JAKARTA | LIPUTAN9NEWS
Presiden Prabowo Subianto memberikan pengampunan berupa abolisi untuk Menteri Perdagangan (Mendag) era Presiden Joko Widodo (Jokowi), Thomas Trikasih Lembong alias Tom Lembong, dan amnesti untuk Sekretaris Jenderal (Sekjen) PDI-P Hasto Kristiyanto.
Dalam prosesnya, Presiden harus memperhatikan pertimbangan Dewan Pertimbangan Rakyat (DPR) RI sebelum memberikan abolisi dan amnesti. Sebagaimana diatur Pasal 14 ayat (2) UUD 1945.
Pertimbangan DPR diperlukan sebagai upaya pengawasan kebijakan eksekutif dan guna menjaga keseimbangan antar lembaga.
Sebab, DPR merupakan perwakilan rakyat yang terdiri dari partai politik. Adapun selama ini, abolisi diberikan kepada pelaku tindak pidana sengketa politik.
Apakah pemberian abolisi dan amnesti Presdien Prabowo Subianto ini membktikan kasusnya bernuansa politis?
Pakar hukum pidana Universitas Trisakti, Abdul Fickar Hadjar mengatakan, abolisi dan amnesti adalah kewenangan mutlak dan konstitusional dari Presiden karena melihat kasus hukum yang sedang berjalan berlatar belakang politis.

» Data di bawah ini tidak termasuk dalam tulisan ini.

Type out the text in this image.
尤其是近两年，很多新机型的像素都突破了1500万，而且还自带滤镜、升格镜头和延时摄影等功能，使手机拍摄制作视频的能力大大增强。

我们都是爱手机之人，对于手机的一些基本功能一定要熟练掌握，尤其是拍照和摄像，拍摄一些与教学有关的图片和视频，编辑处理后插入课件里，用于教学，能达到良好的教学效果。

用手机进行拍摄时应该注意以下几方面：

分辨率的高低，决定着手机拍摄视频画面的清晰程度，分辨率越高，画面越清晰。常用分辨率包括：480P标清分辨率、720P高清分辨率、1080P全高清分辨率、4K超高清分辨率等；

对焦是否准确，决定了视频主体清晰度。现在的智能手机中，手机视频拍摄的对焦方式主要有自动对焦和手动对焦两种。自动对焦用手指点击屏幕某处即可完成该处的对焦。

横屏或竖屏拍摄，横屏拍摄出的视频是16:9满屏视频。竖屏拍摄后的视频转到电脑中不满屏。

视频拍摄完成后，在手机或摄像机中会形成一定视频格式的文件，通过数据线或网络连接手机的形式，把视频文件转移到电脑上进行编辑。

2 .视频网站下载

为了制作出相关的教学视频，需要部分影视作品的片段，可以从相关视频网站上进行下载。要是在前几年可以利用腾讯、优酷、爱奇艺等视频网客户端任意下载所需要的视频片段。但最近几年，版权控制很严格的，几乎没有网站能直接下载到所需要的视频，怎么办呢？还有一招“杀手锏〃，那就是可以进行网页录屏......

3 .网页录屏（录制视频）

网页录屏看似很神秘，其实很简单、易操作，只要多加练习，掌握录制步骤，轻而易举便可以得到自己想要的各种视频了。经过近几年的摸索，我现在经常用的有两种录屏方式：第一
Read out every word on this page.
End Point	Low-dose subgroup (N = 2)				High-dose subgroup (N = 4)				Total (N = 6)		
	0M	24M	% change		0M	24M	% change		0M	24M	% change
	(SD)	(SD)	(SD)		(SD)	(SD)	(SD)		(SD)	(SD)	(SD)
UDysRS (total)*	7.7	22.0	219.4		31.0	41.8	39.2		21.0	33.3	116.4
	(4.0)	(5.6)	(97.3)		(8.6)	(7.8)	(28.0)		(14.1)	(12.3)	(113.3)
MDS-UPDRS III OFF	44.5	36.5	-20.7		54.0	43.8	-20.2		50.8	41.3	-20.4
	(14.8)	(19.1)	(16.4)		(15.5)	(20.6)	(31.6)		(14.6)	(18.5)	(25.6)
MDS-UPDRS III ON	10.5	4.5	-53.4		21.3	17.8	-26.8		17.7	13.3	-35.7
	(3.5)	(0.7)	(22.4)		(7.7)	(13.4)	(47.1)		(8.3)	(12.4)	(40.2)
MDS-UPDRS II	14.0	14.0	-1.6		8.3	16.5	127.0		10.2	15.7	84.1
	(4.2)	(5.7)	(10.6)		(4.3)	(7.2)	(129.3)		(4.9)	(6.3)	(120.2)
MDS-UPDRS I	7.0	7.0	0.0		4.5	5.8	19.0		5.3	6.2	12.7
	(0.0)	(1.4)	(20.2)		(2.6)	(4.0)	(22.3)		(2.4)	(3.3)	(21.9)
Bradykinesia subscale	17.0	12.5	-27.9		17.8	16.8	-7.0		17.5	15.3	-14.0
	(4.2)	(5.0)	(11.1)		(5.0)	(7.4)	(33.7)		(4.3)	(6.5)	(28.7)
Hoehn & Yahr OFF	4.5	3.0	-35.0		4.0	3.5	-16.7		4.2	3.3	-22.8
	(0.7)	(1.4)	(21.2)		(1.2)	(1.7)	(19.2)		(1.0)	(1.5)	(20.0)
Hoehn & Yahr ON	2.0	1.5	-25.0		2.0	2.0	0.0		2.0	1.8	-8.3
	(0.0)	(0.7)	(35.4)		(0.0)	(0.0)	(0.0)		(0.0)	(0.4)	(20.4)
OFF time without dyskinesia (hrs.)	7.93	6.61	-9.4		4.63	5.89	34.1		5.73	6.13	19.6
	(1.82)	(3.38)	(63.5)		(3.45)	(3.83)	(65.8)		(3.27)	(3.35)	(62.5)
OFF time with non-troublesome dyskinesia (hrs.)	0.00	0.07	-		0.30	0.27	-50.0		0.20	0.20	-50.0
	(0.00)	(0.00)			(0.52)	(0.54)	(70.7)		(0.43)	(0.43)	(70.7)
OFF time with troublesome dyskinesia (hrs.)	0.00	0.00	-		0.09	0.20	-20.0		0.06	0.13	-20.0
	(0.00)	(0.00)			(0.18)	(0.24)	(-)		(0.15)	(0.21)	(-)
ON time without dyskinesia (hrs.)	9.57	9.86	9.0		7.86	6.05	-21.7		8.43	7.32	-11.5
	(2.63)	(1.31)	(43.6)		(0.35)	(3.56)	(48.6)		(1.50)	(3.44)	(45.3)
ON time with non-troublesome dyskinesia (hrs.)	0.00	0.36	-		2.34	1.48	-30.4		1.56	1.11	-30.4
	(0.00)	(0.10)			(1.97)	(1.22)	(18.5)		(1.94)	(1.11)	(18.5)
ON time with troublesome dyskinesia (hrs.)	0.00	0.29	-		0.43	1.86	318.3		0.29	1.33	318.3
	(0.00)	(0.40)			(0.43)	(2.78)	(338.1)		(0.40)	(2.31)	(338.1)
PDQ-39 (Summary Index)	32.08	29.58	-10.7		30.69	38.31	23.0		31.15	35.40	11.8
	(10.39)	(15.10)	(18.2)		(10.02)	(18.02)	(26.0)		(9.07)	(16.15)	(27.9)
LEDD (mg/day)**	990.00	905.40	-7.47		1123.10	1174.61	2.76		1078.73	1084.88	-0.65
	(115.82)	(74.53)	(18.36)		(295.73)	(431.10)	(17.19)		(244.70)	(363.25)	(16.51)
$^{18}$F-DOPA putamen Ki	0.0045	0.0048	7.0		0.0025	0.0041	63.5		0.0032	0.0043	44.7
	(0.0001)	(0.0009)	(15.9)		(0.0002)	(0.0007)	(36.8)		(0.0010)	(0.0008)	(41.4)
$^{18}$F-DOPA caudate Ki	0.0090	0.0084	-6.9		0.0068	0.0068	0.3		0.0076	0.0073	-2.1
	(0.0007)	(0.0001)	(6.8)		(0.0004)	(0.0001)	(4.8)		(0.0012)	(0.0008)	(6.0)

Lalu, Fickar menyebut, abolisi dan amnesti boleh diberikan meski status hukumnya belum inkracht atau berkekuatan hukum tetap.
“Boleh (diberikan sebelum inkracht), itu kewenangan kepala negara, mutlak dan konstitusional. Artinya, Presiden melihat kasusnya berlatar belakang politis,” ujarnya.
Fickar berpadangan bahwa perkara yang menjerat Tom Lembong dan Hasto memang lebih kental motif politiknya.
Lebih lanjut, Fickar mencontohkan, dalam kasus importasi gula di Kementerian Perdagangan (Kemendag) yang menjerat Tom Lembong. Menurut Fickar, hampir semua Mendag melakukan kebijakan impor gula yang hampir sama.
“Semua Menteri Perdagangan itu melakukan perbuatan seperti Tom Lembong tetapi kenapa hanya Tom Lembong yang dituntut?” katanya.
“Kenapa hanya Tom Lembong yang diproses pidananya padahal sama motifnya. Artinya, itu ada motif politik. Itu kental motif politiknya,” ujar Fickar lagi.
Kemudian, dalam kasus suap yang menjerat Hasto Kristiyanto, dia berpandangan bahwa ada nuansa politik karena tebang pilih.
Menurut Fickar, praktik curang dalam konstestasi politik pasti terjadi. Tetapi, kenapa Hasto yang dijerat dengan dugaan suap tersebut.
“Pertanyaannya mungkin begini, kenapa hanya kasus Hasto yang dipersoalkan gitu. Padahal itu terjadi setiap kontestasi politik. Kenapa hanya ini yang dinaikkan?” katanya.
“Itu juga menurut saya sebuah pengakuan juga dari Presiden ini kok tebang pilih kira-kira begitu,” pungkasnya.